The URI to TrackBack this entry is:


  1. theotherbear says:

    Hahaha - I think I have a platter like that one. I didn’t buy mine either. I am very grateful that it was just a weird present, not from the dump. *snort*

  2. Holli Smith says:

    Hub is adorable! What an great quality - a man who loves flowers, you’d think he would be able to get the b-day gift right! LOL
    Fish platter, oops, sorry the kids broke it… such a tragedy!

  3. Aimee says:

    LOVE your about me! I can so relate!!

  4. Wendy says:

    That is why the rule at our house is: Hubby takes care of all the outside and I take care of the inside. Although, I dont understand why he must stomp all over my clean, beautiful wood floors when I never stomp on his carefully placed flowers and bushes in the garden.

    Dont worry, I have a husband that throws a hissy fit over flowers and where things are suppose to go in the garden. Reason one, why I dont offer help, anymore.

    I now I understand what it feels like for him to go to the mall with me, because I feel the same when we are at the Home Depot or Nursery to pick up, yet, more gardening crap, ur, stuff.

  5. GraceD says:

    Wow, I sound all Yoda here.

    We actually used that line in our wedding vows. The guests responded with an uncomfortable “ummmm-ha-ha”.

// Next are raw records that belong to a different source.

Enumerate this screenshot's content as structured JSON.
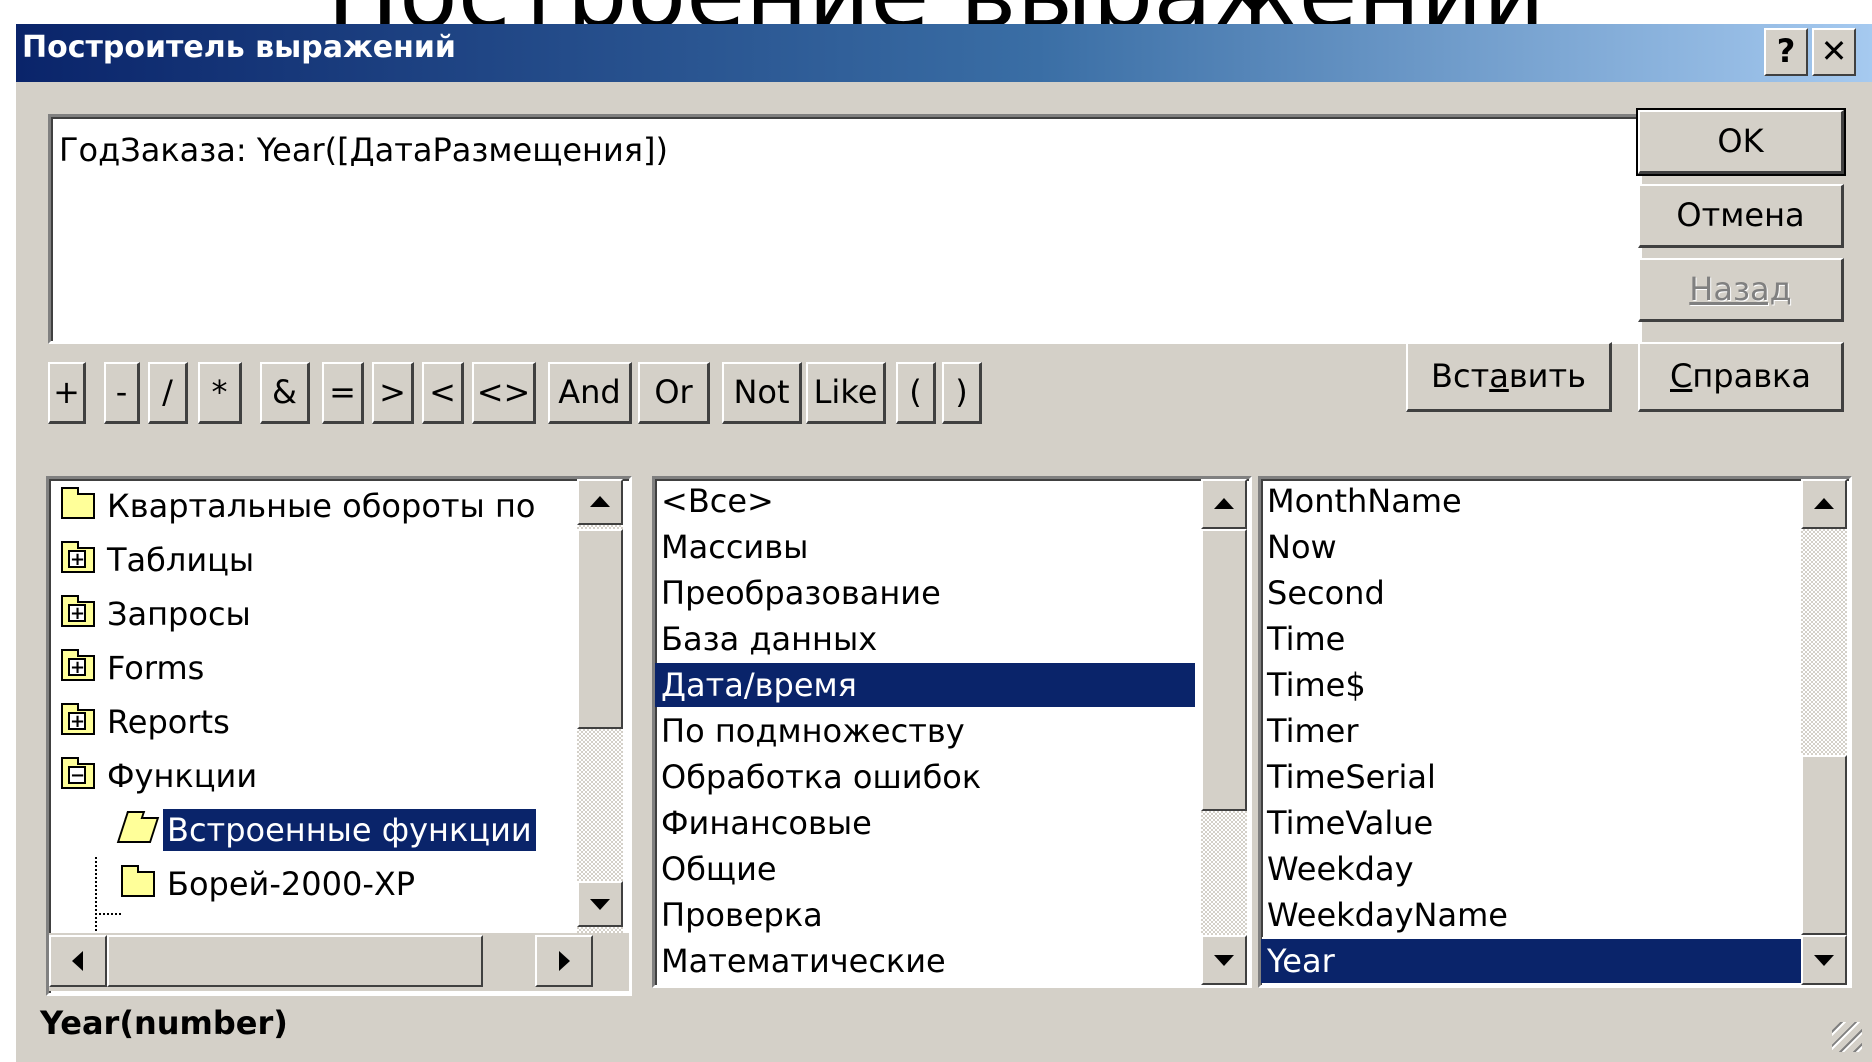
{
  "slide_title": "Построение выражений",
  "dialog": {
    "title": "Построитель выражений",
    "help_btn": "?",
    "close_btn": "✕"
  },
  "expression": "ГодЗаказа: Year([ДатаРазмещения])",
  "buttons": {
    "ok": "OK",
    "cancel": "Отмена",
    "back": "Назад",
    "paste_pre": "Вст",
    "paste_u": "а",
    "paste_post": "вить",
    "help_u": "С",
    "help_post": "правка"
  },
  "operators": [
    "+",
    "-",
    "/",
    "*",
    "&",
    "=",
    ">",
    "<",
    "<>",
    "And",
    "Or",
    "Not",
    "Like",
    "(",
    ")"
  ],
  "tree": [
    {
      "label": "Квартальные обороты по",
      "icon": "folder-icon",
      "expander": ""
    },
    {
      "label": "Таблицы",
      "icon": "folder-icon",
      "expander": "+"
    },
    {
      "label": "Запросы",
      "icon": "folder-icon",
      "expander": "+"
    },
    {
      "label": "Forms",
      "icon": "folder-icon",
      "expander": "+"
    },
    {
      "label": "Reports",
      "icon": "folder-icon",
      "expander": "+"
    },
    {
      "label": "Функции",
      "icon": "folder-icon",
      "expander": "−"
    },
    {
      "label": "Встроенные функции",
      "icon": "open-folder-icon",
      "expander": "",
      "selected": true
    },
    {
      "label": "Борей-2000-XP",
      "icon": "folder-icon",
      "expander": ""
    }
  ],
  "categories": [
    "<Все>",
    "Массивы",
    "Преобразование",
    "База данных",
    "Дата/время",
    "По подмножеству",
    "Обработка ошибок",
    "Финансовые",
    "Общие",
    "Проверка",
    "Математические"
  ],
  "categories_selected": 4,
  "functions": [
    "MonthName",
    "Now",
    "Second",
    "Time",
    "Time$",
    "Timer",
    "TimeSerial",
    "TimeValue",
    "Weekday",
    "WeekdayName",
    "Year"
  ],
  "functions_selected": 10,
  "footer": "Year(number)",
  "colors": {
    "titlebar_start": "#0a246a",
    "face": "#d4d0c8",
    "selection": "#0a246a"
  }
}
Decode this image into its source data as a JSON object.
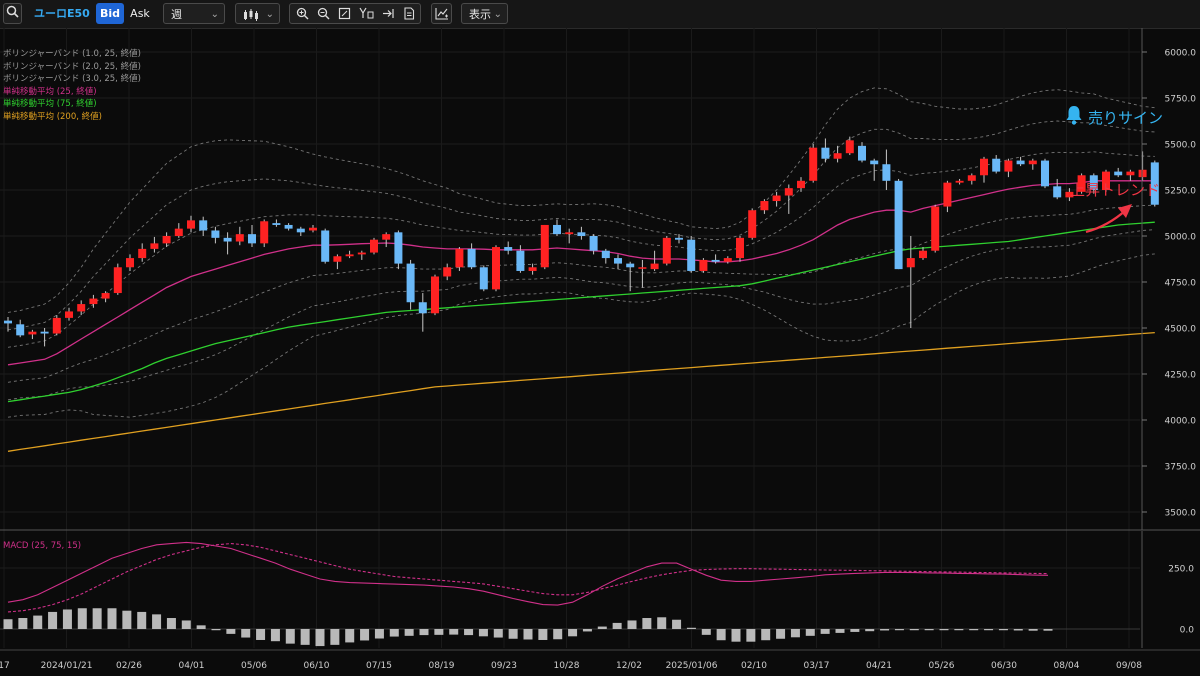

    If Rob is so handy in the yard (just as he is in foraging through the dump), he should “plant” a freaking bear proof fence around the perimeter of The Big Yellow House. Now, we’re talking landscaping.

  6. julie says:

    A fish platter! From the dump! He thought it was a treasure! Thanks for the laugh. Men!

  7. Nicki says:

    A man that loves his gardening duties…..definetly a keeper!!!!

  8. Anna says:

    Hahahahaha! Maybe you’re *allergic* to fish platters and it has to go back to the dump!

  9. Cathy says:

    I like the juxtaposition of a post on your “trophy” husband post with your “tacky” husband post.

  10. JENinMICH says:

    I am so totally going to use this line on my husband - “so what was your plan”? I try so hard in the yard and it never turns out the way I want it too. I want to have a nice flower-filled yard like everyone else!Thanks for rmaking me laugh out loud.

  11. Jenny in Ca says:

    oh, we have the above mentioned rule at our house too…hubby takes care of the outside “stuff”, tho I like to garden, i just do it the Jane Austen way; I collect the plants and seeds I want planted and leave them where I think they will look nice and hubby is so nice to oblige me by planting them. Just like in the Emma movie.

    this is my first time visiting your blog, and I really enjoyed my visit, this post was a crack-up!